Dates of the written Rgveda

Steve Farmer saf at SAFARMER.COM
Tue Mar 21 03:05:30 UTC 2000

Prasad Velusamy wrote:

> Dr. Farmer,
> A request. Can you post the list of references on Vedic
> orality? Thanks, Prasad

List of apparent references on Vedic literacy, you mean?
I wish I had a definitive list. Then we could look at them
calmly, one by one, and decide together how credible they
are. I'm an outsider - a comparative historian - forced to
reexamine this question for reasons different from those of
Indologists. I need your help. (Falk collects some of these,
but not all, BTW.)

I originally responded (here I attempt to fix my botched

> There are what appear to be references to writing in the Pali
> scriptures -- same as references in Manusmrti. I know that ways
> exist to discount such citations, just as in the case of
> references to script in Panini. But at a minimum the prima facie
> evidence has to be dealt with, I'd think. E.g., in Nighanikaya 27.23,
> we read:
>    ...some of those beings [i.e., the Brahmins], not being able to
>    meditate in leaf-huts, settled around towns and villages and
>    compiled books [ganthe]. People saw them doing this and not
>    meditating. "Now these do not Meditate' is the meaning of
>    Ajjhayaka. Which is the third regular title to be introduced.
>    At that time it was regarded as a low designation, but now it
>    is the higher. This, then, Vasettha, is the origin of the
>    class of Brahmins in accordance with the ancient titles
>    that were introduced for them (Walshe, trans.).
> Is this a misreading? Buddhaghosa apparently claims that the
> passage refers to compiling the Vedas. Are there other, similar
> examples?

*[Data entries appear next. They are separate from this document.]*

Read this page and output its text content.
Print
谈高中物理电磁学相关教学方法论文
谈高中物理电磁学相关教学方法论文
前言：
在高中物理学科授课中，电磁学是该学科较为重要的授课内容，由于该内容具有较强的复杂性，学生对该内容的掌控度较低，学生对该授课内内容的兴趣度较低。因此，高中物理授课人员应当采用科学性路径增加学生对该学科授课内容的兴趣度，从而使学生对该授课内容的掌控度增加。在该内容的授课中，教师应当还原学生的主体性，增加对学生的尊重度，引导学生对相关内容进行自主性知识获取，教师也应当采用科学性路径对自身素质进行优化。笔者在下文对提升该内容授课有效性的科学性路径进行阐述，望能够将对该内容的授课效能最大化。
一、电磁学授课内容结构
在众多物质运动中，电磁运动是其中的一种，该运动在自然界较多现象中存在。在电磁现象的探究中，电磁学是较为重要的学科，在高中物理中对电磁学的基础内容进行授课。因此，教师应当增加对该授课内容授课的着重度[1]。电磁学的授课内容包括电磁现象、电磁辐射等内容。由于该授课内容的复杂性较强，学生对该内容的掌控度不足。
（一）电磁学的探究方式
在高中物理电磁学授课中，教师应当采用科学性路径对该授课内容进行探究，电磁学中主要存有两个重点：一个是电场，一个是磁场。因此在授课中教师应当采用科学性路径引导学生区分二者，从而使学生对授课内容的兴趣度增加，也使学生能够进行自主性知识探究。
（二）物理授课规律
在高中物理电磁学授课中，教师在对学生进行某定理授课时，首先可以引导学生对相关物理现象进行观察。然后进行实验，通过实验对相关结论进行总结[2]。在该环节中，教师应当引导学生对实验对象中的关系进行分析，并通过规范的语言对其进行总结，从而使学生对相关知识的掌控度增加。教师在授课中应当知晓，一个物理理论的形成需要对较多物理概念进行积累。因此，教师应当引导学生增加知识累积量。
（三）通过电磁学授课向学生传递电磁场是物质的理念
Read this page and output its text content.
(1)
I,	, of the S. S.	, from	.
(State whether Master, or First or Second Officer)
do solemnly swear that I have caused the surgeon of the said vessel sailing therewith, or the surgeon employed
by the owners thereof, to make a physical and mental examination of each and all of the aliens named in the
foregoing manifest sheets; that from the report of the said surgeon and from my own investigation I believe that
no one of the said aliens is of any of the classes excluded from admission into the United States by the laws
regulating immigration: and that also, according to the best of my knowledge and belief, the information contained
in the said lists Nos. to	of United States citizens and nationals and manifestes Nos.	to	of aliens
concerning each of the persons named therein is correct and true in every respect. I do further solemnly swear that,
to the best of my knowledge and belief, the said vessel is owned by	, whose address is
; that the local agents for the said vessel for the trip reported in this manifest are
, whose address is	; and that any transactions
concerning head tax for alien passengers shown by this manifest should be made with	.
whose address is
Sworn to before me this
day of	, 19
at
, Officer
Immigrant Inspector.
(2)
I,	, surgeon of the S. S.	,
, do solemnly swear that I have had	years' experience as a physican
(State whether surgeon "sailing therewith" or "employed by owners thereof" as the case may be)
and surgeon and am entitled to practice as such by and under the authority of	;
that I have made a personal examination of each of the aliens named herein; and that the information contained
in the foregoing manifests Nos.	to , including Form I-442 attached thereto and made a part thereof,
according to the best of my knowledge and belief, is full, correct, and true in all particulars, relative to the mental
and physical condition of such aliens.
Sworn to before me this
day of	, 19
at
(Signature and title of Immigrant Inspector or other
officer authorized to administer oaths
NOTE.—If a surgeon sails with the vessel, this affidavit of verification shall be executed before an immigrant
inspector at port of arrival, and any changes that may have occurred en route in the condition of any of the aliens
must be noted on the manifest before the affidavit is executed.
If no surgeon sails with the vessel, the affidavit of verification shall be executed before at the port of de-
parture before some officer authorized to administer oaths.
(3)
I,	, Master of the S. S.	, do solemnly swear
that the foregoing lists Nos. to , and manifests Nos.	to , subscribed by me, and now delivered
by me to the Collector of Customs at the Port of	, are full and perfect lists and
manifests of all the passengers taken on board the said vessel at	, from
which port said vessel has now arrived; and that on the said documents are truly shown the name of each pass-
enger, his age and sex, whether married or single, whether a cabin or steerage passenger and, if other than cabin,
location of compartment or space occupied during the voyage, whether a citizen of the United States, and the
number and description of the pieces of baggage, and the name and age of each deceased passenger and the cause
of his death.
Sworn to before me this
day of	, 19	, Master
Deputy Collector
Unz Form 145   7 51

Since a rank outsider like me ran into this passage by
> accident, I suspect there must be others.
> Again, I have no firm opinion on the issue at present, although
> I'm interested in the answer.

Stephen Hodge replied:

> Well, I did say "as far as I know" !   I have not made it my business
> to check the entire Pali canon since it is not my main area of
> research.  However, it seems likely that DN 27 belongs to a fairly
> late textual stratum, post-dating the Buddha's era and the immediate
> period following it by some time.  This is based on internal liguistic
> evidence -- it uses some terms that would have been anachronistic --
> and doctrinal grounds.   The Pali term "gantha / gandha" (S: grantha)
> means any literary product or composition, though it (later ?) often
> also means a book.

What are the internal linguistic evidence and doctrinal grounds
that suggest it is late? How anachronistic is it? It certainly
must precede the 1000 CE date that we've been given.  On
"gantha/gandha," Hodge writes:

> > Given the ambivalence of the term, it would
> > perhaps be better to look for any mention of the act of writing,
> > scribes, writing materials and so forth.

I'm putting forward the only evidence I know. If there are more
explicit passages in the Pali canon, I'd like to see them myself.
But this one, at a minimum, seems suggestive -- as do the
passages in Manuscriti I've already pointed to. Question: Does
anyone know any more?

It would be interesting to reexamine the passages in Panini,
which are of course much earlier. I'm content to step back and
listen to those who know far more than I do.